The Ghost of Sierra de Cobre (1964)


 ☆ ☆ ☆

The Ghost of Sierra de Cobre (1964) – J. Stefano

Writer-Director Joseph Stefano wrote the screenplay for Hitchcock’s Psycho (1960) but nothing else at that level of prominence.  This 80-minute TV-movie was apparently the pilot for a series that never got made, starring Martin Landau as an architect/psychic investigator. He lives in an incredibly stylish house jutting out over a cliff-face overlooking the ocean.
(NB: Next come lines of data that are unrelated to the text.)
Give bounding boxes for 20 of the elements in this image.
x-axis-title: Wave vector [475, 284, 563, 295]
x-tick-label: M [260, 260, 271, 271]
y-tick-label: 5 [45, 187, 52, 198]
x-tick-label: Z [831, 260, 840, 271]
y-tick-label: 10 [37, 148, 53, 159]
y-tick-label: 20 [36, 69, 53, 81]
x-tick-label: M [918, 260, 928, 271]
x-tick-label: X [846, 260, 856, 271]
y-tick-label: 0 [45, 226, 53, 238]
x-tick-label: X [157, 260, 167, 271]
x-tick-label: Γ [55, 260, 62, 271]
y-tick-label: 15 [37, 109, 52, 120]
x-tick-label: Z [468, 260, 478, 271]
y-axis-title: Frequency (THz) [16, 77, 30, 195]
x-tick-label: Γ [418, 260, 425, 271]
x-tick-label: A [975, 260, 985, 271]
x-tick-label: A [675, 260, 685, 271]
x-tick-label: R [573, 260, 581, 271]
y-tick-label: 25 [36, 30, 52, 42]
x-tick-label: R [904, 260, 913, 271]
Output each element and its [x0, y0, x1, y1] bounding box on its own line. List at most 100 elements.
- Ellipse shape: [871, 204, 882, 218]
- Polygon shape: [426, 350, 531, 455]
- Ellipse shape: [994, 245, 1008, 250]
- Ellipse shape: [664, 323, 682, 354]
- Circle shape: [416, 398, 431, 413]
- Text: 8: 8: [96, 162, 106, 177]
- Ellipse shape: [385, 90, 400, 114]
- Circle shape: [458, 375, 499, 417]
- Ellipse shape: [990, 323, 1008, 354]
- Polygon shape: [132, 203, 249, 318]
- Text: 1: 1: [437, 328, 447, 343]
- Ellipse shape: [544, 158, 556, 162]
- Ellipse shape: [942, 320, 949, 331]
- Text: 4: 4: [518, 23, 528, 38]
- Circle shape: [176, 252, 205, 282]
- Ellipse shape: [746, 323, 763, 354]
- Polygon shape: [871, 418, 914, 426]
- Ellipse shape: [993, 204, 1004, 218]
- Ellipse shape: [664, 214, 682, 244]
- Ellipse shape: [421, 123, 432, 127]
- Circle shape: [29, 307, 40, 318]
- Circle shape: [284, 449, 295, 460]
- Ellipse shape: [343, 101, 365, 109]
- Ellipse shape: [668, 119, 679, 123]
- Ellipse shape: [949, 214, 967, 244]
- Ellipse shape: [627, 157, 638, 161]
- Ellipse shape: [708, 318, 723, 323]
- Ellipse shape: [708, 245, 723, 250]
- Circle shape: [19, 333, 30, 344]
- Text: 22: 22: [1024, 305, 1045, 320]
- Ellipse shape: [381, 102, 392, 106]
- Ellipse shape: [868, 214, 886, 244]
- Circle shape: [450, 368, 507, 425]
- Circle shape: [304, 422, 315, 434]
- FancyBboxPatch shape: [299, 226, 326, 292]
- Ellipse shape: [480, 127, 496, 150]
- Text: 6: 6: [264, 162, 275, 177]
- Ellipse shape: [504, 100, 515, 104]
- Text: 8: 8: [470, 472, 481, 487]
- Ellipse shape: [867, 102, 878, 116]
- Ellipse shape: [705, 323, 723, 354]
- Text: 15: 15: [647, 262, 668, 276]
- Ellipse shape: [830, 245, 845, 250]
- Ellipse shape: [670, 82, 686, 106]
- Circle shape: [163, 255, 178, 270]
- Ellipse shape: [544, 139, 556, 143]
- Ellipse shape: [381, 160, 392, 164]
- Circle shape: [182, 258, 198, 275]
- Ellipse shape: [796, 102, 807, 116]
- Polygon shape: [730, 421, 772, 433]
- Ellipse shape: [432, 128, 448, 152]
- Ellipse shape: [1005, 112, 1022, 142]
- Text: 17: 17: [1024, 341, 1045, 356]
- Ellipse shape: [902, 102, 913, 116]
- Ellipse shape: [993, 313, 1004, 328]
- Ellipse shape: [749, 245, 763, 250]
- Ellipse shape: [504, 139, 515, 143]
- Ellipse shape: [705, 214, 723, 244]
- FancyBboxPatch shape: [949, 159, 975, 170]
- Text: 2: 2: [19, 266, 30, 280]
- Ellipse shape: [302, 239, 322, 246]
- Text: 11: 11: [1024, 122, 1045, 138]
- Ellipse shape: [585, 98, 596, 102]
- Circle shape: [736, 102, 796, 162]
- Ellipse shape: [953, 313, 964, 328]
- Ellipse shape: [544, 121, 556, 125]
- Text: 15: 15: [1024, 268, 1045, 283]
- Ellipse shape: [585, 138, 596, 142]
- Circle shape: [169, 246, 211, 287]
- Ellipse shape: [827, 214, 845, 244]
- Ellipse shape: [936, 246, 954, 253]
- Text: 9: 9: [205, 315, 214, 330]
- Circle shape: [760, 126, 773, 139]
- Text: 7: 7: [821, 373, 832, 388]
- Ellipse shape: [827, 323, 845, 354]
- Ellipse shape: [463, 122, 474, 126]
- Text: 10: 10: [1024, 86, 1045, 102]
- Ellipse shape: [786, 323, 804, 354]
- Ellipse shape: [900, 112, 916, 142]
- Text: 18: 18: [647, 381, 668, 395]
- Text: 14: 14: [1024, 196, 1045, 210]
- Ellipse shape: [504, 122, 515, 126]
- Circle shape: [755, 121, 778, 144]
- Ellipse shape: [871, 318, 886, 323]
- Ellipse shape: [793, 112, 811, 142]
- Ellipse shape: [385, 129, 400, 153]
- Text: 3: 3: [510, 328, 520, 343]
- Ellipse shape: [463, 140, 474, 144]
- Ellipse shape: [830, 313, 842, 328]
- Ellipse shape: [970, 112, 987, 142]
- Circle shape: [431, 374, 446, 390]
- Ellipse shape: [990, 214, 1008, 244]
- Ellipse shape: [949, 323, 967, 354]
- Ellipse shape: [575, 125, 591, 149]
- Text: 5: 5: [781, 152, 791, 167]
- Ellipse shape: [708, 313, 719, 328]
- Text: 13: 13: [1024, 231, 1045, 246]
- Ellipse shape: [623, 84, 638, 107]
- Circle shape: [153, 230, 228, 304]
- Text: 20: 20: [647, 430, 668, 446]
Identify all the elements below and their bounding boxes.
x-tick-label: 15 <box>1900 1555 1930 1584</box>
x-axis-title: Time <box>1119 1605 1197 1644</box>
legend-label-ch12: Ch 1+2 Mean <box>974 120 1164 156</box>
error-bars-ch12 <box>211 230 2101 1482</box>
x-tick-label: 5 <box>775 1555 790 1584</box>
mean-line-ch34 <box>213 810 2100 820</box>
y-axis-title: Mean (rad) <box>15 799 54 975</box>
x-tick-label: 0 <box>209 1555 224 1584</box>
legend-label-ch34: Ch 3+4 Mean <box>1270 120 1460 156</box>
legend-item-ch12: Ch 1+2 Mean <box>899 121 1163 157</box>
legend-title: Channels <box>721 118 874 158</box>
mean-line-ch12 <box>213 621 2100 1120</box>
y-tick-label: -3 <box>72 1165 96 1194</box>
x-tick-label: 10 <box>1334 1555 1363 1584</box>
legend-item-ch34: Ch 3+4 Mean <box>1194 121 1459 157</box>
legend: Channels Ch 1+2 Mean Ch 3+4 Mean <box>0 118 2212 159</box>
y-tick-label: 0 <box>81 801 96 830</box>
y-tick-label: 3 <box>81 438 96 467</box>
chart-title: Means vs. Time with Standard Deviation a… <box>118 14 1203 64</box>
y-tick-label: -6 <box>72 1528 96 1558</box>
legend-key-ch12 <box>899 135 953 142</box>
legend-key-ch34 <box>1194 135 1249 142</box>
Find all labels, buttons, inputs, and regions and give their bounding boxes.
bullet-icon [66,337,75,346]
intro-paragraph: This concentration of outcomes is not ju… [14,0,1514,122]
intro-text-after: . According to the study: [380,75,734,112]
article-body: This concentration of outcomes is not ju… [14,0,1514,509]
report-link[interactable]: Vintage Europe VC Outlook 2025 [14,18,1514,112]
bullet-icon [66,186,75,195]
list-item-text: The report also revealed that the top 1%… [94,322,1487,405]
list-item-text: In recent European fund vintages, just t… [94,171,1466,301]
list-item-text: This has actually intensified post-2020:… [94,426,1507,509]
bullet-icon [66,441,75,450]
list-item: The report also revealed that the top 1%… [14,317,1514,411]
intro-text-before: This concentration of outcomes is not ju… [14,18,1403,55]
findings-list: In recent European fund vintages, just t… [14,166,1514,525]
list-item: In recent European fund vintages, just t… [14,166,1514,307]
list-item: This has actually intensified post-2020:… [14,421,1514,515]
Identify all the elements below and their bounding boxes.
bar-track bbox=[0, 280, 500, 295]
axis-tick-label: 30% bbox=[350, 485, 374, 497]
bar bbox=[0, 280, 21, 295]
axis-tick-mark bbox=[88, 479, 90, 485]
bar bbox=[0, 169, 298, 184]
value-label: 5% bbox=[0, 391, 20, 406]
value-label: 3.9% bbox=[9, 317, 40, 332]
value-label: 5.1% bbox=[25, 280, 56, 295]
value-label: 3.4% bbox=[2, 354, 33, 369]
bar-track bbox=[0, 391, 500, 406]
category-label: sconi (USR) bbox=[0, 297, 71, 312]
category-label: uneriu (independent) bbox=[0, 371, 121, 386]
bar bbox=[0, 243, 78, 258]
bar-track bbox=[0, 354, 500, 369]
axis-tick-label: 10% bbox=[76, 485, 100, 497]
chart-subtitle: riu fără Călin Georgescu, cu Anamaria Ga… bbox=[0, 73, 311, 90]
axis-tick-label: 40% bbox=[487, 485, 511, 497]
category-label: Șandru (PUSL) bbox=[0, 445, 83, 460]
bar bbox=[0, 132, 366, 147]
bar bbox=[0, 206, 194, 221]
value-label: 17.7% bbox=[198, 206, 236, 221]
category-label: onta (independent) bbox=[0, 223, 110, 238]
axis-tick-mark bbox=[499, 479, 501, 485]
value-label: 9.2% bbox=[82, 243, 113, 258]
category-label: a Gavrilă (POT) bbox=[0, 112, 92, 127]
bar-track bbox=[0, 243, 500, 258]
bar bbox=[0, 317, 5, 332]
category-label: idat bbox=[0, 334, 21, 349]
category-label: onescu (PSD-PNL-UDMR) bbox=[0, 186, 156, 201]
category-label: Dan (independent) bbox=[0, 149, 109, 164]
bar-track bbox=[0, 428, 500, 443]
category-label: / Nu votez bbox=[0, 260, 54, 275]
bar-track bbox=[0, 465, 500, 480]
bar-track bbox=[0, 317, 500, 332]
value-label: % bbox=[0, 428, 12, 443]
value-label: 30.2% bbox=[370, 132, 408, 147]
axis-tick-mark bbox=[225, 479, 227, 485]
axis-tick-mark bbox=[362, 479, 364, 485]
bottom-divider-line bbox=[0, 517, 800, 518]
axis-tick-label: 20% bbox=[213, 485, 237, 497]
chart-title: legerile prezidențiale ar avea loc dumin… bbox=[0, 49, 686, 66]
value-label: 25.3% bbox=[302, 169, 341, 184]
Although this was the pilot, he’s already established and the plot revolves around events from a previous case (in which an American tourist is killed by the bleeding ghost of Sierra de Cobre) and in particular the presence of Judith Anderson (the housekeeper from Hitch’s Rebecca, 1940) as the new housekeeper to blind Tom Sincox (and new wife Diane Baker who hired Landau) who thinks his late mother is telephoning him from beyond the grave (she had a phone installed in her tomb).  If you were 10 or 11 years old, this might have scared the bejeezus out of you, if you caught it on TV.  Pretty creepy, even spooky, until the plot seems to wrap up abruptly in the final 10 minutes. That’s probably how the TV series would have been too.